11B Solid-State NMR Interaction Tensors of Linear Two-Coordinate Boron: The Dimesitylborinium Cation
journal contributionposted on 21.12.2015, 00:00 by Amanda E. Alain, Yoshiaki Shoji, Takanori Fukushima, David L. Bryce
Borinium cations (R2B+) are of particular fundamental and applied interest in part due to their pronounced Lewis acidity which enables unique chemical transformations. Solid-state NMR spectroscopy of magic-angle spinning and stationary powdered samples of the dicoordinate boron cation in the recently reported dimesitylborinium tetrakis(pentafluorophenyl)borate compound (Shoji et al.

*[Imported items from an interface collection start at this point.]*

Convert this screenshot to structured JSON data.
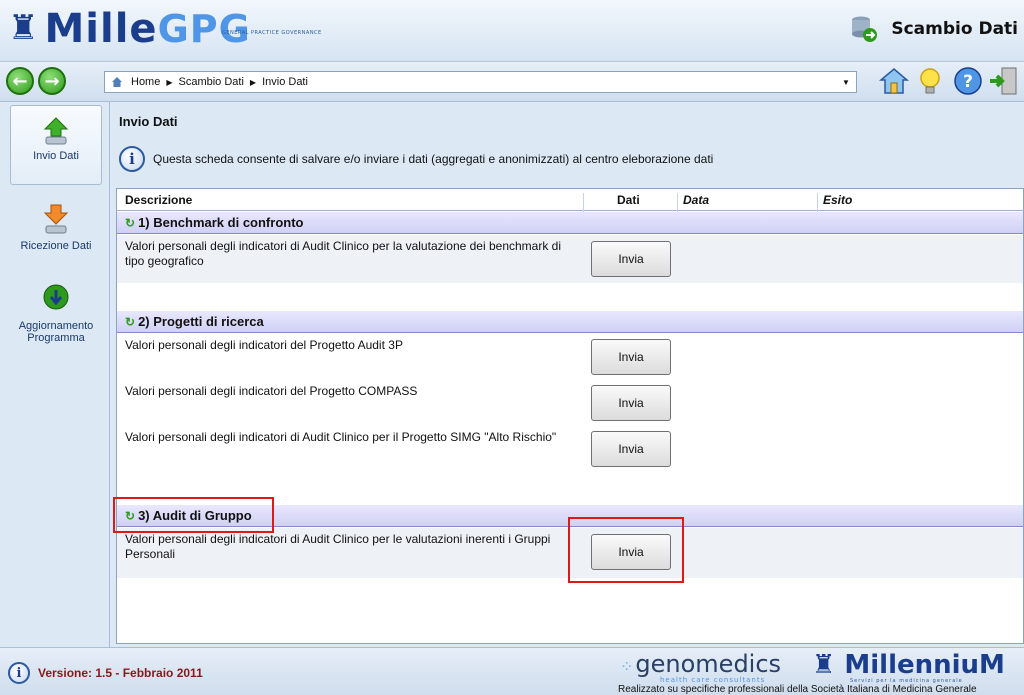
{
  "header": {
    "logo_main": "Mille",
    "logo_gpg": "GPG",
    "logo_sub": "GENERAL PRACTICE GOVERNANCE",
    "app_title": "Scambio Dati"
  },
  "navbar": {
    "breadcrumb": [
      "Home",
      "Scambio Dati",
      "Invio Dati"
    ]
  },
  "sidebar": {
    "items": [
      {
        "label": "Invio Dati",
        "active": true
      },
      {
        "label": "Ricezione Dati",
        "active": false
      },
      {
        "label": "Aggiornamento Programma",
        "active": false
      }
    ]
  },
  "main": {
    "title": "Invio Dati",
    "info_text": "Questa scheda consente di salvare e/o inviare i dati (aggregati e anonimizzati) al centro eleborazione dati",
    "columns": [
      "Descrizione",
      "Dati",
      "Data",
      "Esito"
    ],
    "button_label": "Invia",
    "groups": [
      {
        "title": "1) Benchmark di confronto",
        "rows": [
          "Valori personali degli indicatori di Audit Clinico per la valutazione dei benchmark di tipo geografico"
        ]
      },
      {
        "title": "2) Progetti di ricerca",
        "rows": [
          "Valori personali degli indicatori del Progetto Audit 3P",
          "Valori personali degli indicatori del Progetto COMPASS",
          "Valori personali degli indicatori di Audit Clinico per il Progetto SIMG \"Alto Rischio\""
        ]
      },
      {
        "title": "3) Audit di Gruppo",
        "rows": [
          "Valori personali degli indicatori di Audit Clinico per le valutazioni inerenti i Gruppi Personali"
        ]
      }
    ]
  },
  "footer": {
    "version": "Versione: 1.5 - Febbraio 2011",
    "genomedics": "genomedics",
    "genomedics_sub": "health care consultants",
    "millennium": "MillenniuM",
    "millennium_sub": "Servizi per la medicina generale",
    "realizzato": "Realizzato su specifiche professionali della Società Italiana di Medicina Generale"
  },
  "colors": {
    "brand_blue": "#1a3e8c",
    "highlight_red": "#e01818",
    "group_header": "#d0d0f5"
  },
  "icons": [
    "back-arrow-icon",
    "forward-arrow-icon",
    "home-icon",
    "lightbulb-icon",
    "help-icon",
    "exit-door-icon",
    "database-exchange-icon",
    "info-icon",
    "upload-arrow-icon",
    "download-arrow-icon",
    "globe-update-icon"
  ]
}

Nature Chem. 2014, 6, 498) is applied to characterize the 11B electric field gradient (EFG) and chemical shift (CS) tensors. The experimental data are consistent with linear CB+C geometry. The 11B quadrupolar coupling constant, 5.44 ± 0.08 MHz, and the span of the CS tensor, 130 ± 1 ppm, are both particularly large relative to literature data for a variety of boron functional groups, and represent the first such data for the linear CB+C borinium moiety. The NMR data are similar to those for the neutral tricoordinate analogue, trimesitylborane, but contrast with those of the Cp*2B+ cation. Quantum chemical calculations are applied to provide additional insights into the relationship between the NMR observables and the molecular and electronic structure of the dimesitylborinium cation.